La escritora y periodista guineana Trifonia Melibea Obono y el especialista en cine y catedrático de Comunicación Audiovisual Santos Zunzunegui, que participarán este jueves en la XXIX Feria del Libro de Las Palmas de Gran Canaria, fueron los encargados de atender la mañana de este miércoles a los medios de comunicación en la ya habitual rueda de prensa que precede al inicio de las actividades en el parque de San Telmo.

Obono, que presenta su novela La bastarda, en la que denuncia cómo el peso de la tradición frustra la vida de muchas mujeres en las sociedades africanas, explicó que el origen de su obra no tuvo un carácter activista: «Cuando escribí el libro no tenía conciencia de género ni LGTBI como activista. Escribía lo que vivía y lo que veía.. En mi país se ve la homosexualidad como algo occidental, y en mi libro lo que digo es que también han existido desde siempre en mi país. La homosexualidad es tan blanca como negra, es humana, no es extraterrestre».

La autora explicó la triple dimensión que puede aplicarse al término que da título a su novela: «Con bastarda me refiero a la falta de protección jurídica que tenemos las mujeres en mi país. La mujer es un bien, una propiedad. Así concluye la novela: ‘Bastarda yo, una mujer fang; bastarda yo, la hija de una soltera fang; bastarda yo, lesbiana’».

«Hay feminismo en África, desde nuestras abuelas que trabajaron duramente para su libertad hasta nosotras. Cuando leo por ejemplo Diez palabras claves sobre mujer, no es muy diferente de lo que me contaba mi abuela. El feminismo es un movimiento internacional. Es un movimiento que da vida», afirmó Obono.

La escritora también quiso referirse a las dificultades de publicar una obra de estas características en su tierra, explicando que «En Guinea no hay editoriales. Se editó aquí [España]. En Guinea se prohibió que se hablara de ella en la televisión y en la radio. Se vende, pero si no tiene visibilidad…». En cambio, «fuera de Guinea ha sido la bomba», concluyó la autora, que estuvo acompañada en el acto por Diana Olga Mújica Velázquez, concejala delegada de Igualdad del Ayuntamiento de Las Palmas de Gran Canaria.

«El cine lo que tiene que hacer es adaptarse»

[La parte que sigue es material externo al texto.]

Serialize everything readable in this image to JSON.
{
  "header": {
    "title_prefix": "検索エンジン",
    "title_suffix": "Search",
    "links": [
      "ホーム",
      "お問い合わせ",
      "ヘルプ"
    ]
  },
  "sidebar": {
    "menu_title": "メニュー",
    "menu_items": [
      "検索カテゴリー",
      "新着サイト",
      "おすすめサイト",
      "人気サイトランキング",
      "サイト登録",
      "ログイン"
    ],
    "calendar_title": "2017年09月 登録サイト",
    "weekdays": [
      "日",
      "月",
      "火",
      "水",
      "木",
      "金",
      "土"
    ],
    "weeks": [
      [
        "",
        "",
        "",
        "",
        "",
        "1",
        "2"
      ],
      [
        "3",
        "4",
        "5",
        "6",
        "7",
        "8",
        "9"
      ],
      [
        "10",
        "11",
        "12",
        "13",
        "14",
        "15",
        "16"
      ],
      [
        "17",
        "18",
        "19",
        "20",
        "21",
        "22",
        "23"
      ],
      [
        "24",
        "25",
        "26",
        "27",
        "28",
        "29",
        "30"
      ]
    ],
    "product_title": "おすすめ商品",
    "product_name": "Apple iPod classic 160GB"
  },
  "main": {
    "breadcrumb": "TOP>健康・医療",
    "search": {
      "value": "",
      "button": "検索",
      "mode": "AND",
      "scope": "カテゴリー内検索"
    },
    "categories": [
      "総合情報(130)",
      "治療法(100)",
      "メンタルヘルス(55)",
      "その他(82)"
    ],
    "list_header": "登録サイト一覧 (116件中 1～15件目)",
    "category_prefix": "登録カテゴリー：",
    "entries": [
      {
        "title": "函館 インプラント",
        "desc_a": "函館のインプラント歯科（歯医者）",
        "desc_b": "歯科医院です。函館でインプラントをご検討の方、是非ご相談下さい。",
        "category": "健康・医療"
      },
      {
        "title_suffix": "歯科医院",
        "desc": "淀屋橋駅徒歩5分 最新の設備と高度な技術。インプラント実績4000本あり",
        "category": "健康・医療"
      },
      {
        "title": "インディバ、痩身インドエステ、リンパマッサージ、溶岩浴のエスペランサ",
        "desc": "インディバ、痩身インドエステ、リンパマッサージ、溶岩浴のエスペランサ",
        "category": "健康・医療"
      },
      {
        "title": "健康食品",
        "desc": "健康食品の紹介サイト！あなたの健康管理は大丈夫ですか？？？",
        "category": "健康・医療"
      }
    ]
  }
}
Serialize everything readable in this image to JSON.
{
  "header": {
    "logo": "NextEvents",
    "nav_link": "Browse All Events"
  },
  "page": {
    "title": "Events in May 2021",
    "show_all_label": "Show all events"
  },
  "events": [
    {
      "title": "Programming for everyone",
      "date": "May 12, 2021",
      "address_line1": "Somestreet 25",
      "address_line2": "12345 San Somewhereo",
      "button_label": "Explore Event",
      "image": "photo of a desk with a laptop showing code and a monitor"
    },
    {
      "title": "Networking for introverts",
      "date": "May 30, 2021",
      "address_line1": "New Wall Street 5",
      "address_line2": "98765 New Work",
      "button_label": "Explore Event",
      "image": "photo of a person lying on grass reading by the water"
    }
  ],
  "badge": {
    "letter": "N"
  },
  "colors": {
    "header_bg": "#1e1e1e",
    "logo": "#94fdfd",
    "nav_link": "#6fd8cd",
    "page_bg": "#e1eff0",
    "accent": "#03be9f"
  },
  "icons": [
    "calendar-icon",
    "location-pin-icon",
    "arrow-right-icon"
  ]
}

Por su parte, Zunzunegui achacó la génesis de su libro, Bajo el signo de la melancolía, a una «provocación» de su mujer: «Vio una exposición sobre la melancolía en París y me vino con el catálogo y una serie de materiales. Me dijo que no había nada de cine. Y pensé que estaría bien explorar ese campo».

Santos Zunzunegui
Santos Zunzunegui, durante la rueda de prensa (Foto: DRAGARIA).

El también crítico cinematográfico centró buena parte de su intervención en los problemas que envuelven al séptimo arte en la era de las nuevas tecnologías: «Actualmente hay dos posiciones extremas: que el cine se ha acabado o que el cine nunca ha estado mejor. Obviamente ninguna de las dos son verdad. ¿Qué es lo que se ha acabado o se está acabando? Yo creo que lo que se está acabando es la manera de consumir y vivir el cine».

Reacio a criticar los nuevos formatos y costumbres, Zunzunegui entiende que «hay cosas que no se pueden cambiar. El mundo evoluciona como evoluciona, las tecnologías van como van, los tiempos cambian… Hoy día el cine ya no es lo mismo para los jóvenes de lo que era para nosotros, y el cine lo que tiene que hacer es adaptarse a eso. Hay que estar con los tiempos. Es bueno mirar hacia atrás, pero también hay que saber hacia dónde van las cosas».

Preguntado acerca de si estamos asistiendo a la muerte del cine, indicó que «el cine lleva muriéndose desde el año 1999. Desde entonces no ha dejado de bajar, y sin embargo continúa y funciona y encuentra derivados, como las series. La muerte del cine es una expresión retórica».